Lately I have been talking to decision-makers and practitioners in several German SMEs, particularly in industrial machinery. All of them agreed that data availability and usage have been growing and will do so in the future. But they also agreed that machine learning plays only a small part, if any at all. When data is used, the techniques are much more down to earth: plotting numbers, calculating running averages, checking threshold values. All the companies I spoke to have seriously tried to find some use for machine learning, all of them were disappointed.

Who is lying?

I think the contradiction in machine learning between public presentation and its real use is due to two simple phenomena:

  1. all parties are simply following their specific interests, and
  2. most companies in the world have different challenges to master than the tech giants.

It is part of the business of tech giants to regularly prove their technological superiority. This can add to their brand reputation or support real business by offering cloud services or tools for machine learning and data analytics.

Their press releases are eagerly picked up by journalists who love to announce technological progress. Politicians consume the stories and turn them into quick answers for complex societal challenges.

For scientists such a situation is perfect to acquire grants. Those that have been working on machine learning take their chance to apply for funding or snatch a high-payed job in industry, while others flock to the machine learning communities to get their piece of the cake.

In addition, scientists mostly do not care (or know?) about life beyond their grant and publication list. All the SMEs I talked to had some negative experience when collaborating with scientists (usually the setup was students doing their theses at the company with an advisor at a university). The scientists were honestly astonished why companies would bother with using real data when the error rates are so much lower on synthetic data sets (I did not make this up, I was told this pattern more than once!).

So keeping the public version of the story up is an everyday life mixture of self-interest and ignorance. Nobody is actually lying.

But still the story is wrong. Machine learning, especially deep learning, is a last resort for tasks that cannot be solved well with other techniques. Take for example image classification: before the area of deep learning, for a computer to know what an image showed without having access to hand-crafted meta-information was more or less a matter of guessing. Deep learning has elevated the classification quality to something like educated guessing. Machines are still far from recognizing situations in the world as humans would (the whole task of image classification is a very boiled-down artificial task compared to how humans understand images), but for an image search on Google it can make a noticable improvement.

In contrast, industrial processes are already highly optimized and reliable. In such context you are not looking for a fallback solution, but for the last bits of reliable performance. Machine learning is more laborious and less robust than the available methods, so it is a bad substitute for hand-coded solutions.

The bottom line is that solutions developed at Google, Amazon or Facebook are not necessarily useful for others. Average SMEs or even industrial corporations simply have different tasks to solve.

The Consequences

There seems no way to reconcile the two worlds, one propagating a shining future, the other doing business as usual. In my perception the public version is losing its impetus and and I hope over time it will disappear. But this is a long and slow process.

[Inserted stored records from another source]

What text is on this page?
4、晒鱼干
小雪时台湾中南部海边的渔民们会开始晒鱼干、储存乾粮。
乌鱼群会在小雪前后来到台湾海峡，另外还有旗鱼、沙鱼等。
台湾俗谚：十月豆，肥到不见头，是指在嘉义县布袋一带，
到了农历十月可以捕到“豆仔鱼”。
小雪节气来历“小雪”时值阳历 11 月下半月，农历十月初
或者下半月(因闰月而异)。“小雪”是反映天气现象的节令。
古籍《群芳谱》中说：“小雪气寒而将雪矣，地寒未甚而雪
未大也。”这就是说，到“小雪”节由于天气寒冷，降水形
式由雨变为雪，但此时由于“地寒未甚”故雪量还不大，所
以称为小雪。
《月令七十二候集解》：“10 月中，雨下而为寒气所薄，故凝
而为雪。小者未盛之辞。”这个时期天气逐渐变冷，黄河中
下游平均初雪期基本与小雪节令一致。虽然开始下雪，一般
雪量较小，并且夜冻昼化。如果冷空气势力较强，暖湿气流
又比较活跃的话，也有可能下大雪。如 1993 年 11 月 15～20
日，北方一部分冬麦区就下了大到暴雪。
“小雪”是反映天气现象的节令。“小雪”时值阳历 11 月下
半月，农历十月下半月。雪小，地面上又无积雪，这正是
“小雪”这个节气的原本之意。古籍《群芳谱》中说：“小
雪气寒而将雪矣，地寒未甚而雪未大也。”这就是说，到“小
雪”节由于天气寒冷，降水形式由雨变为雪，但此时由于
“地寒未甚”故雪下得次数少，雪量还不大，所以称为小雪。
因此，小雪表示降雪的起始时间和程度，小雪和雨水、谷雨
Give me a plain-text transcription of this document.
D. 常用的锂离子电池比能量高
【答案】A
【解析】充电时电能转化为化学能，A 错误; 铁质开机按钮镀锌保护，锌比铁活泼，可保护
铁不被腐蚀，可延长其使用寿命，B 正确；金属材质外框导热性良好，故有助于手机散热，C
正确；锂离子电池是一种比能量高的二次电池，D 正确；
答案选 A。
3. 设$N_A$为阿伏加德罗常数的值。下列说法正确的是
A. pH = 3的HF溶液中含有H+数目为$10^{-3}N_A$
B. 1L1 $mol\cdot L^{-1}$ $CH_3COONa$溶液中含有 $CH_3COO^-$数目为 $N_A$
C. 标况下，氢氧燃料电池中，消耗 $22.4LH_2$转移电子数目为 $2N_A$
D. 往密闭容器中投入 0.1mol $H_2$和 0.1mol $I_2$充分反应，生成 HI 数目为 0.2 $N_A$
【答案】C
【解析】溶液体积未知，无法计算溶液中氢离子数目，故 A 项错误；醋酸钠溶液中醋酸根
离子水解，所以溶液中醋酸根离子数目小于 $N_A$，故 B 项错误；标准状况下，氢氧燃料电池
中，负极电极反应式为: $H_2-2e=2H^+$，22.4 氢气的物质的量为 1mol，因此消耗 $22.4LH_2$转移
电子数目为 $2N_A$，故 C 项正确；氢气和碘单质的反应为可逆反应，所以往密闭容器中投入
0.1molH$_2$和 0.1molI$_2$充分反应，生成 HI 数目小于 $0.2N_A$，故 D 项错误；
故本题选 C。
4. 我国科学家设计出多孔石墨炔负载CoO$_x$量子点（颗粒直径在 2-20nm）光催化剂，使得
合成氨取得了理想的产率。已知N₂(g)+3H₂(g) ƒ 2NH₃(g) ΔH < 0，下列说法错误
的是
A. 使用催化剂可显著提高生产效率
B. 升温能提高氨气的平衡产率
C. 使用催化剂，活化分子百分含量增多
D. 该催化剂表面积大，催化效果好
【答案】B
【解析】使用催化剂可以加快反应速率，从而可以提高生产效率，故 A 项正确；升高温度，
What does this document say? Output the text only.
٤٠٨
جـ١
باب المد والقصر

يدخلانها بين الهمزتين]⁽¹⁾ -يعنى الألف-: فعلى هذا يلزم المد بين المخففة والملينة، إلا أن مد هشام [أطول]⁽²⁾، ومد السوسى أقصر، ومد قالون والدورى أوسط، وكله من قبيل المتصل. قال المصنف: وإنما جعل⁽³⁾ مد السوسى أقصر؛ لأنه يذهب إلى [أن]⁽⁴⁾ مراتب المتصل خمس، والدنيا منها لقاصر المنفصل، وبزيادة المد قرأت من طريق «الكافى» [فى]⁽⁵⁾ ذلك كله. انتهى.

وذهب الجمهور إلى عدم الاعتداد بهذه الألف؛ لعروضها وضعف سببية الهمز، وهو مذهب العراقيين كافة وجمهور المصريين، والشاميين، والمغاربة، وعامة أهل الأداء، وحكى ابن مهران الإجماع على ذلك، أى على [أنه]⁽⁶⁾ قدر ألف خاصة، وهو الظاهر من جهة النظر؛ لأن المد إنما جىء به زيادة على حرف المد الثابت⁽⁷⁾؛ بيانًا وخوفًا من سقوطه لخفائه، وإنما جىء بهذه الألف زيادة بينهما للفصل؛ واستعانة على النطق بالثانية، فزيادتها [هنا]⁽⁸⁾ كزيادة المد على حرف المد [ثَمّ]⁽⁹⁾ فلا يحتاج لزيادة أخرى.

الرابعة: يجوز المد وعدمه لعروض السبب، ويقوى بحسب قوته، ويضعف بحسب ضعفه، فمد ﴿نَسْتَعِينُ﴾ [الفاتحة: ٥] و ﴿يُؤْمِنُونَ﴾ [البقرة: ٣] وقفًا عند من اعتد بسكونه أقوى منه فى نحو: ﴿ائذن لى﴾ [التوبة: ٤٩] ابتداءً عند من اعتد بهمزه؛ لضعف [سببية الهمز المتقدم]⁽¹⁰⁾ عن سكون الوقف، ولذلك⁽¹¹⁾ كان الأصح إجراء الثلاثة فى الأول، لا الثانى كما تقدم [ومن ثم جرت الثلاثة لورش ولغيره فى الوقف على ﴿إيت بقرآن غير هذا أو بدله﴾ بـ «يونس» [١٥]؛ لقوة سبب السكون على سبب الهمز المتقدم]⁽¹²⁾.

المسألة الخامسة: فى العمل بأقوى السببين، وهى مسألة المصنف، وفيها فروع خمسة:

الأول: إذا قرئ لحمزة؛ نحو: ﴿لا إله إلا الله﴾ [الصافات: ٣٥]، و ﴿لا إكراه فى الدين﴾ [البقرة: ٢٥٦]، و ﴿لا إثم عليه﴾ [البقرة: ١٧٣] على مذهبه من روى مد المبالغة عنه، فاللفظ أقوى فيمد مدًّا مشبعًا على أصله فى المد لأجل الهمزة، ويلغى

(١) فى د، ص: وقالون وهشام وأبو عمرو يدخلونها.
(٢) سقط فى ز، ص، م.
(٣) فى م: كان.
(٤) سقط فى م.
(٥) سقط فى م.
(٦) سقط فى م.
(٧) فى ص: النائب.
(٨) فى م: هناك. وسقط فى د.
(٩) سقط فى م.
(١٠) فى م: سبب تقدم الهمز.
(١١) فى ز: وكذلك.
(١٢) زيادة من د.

Just as silently as the news releases the private and public investments into data strategies and education programs will be written off without anybody noticing.

The unfortunate victims are students who are currently tought in machine learning programs how to implement the "magic algorithms". Even if machine learning were of much use in industry, the algorithms are the least important part and students are not trained on the real issues of applying machine learning (since computer science professors hardly know themselves). We are now seeing a little army of data scientists emerging from universities that will have a hard time finding their place on the job market, while many other IT jobs are hard to fill.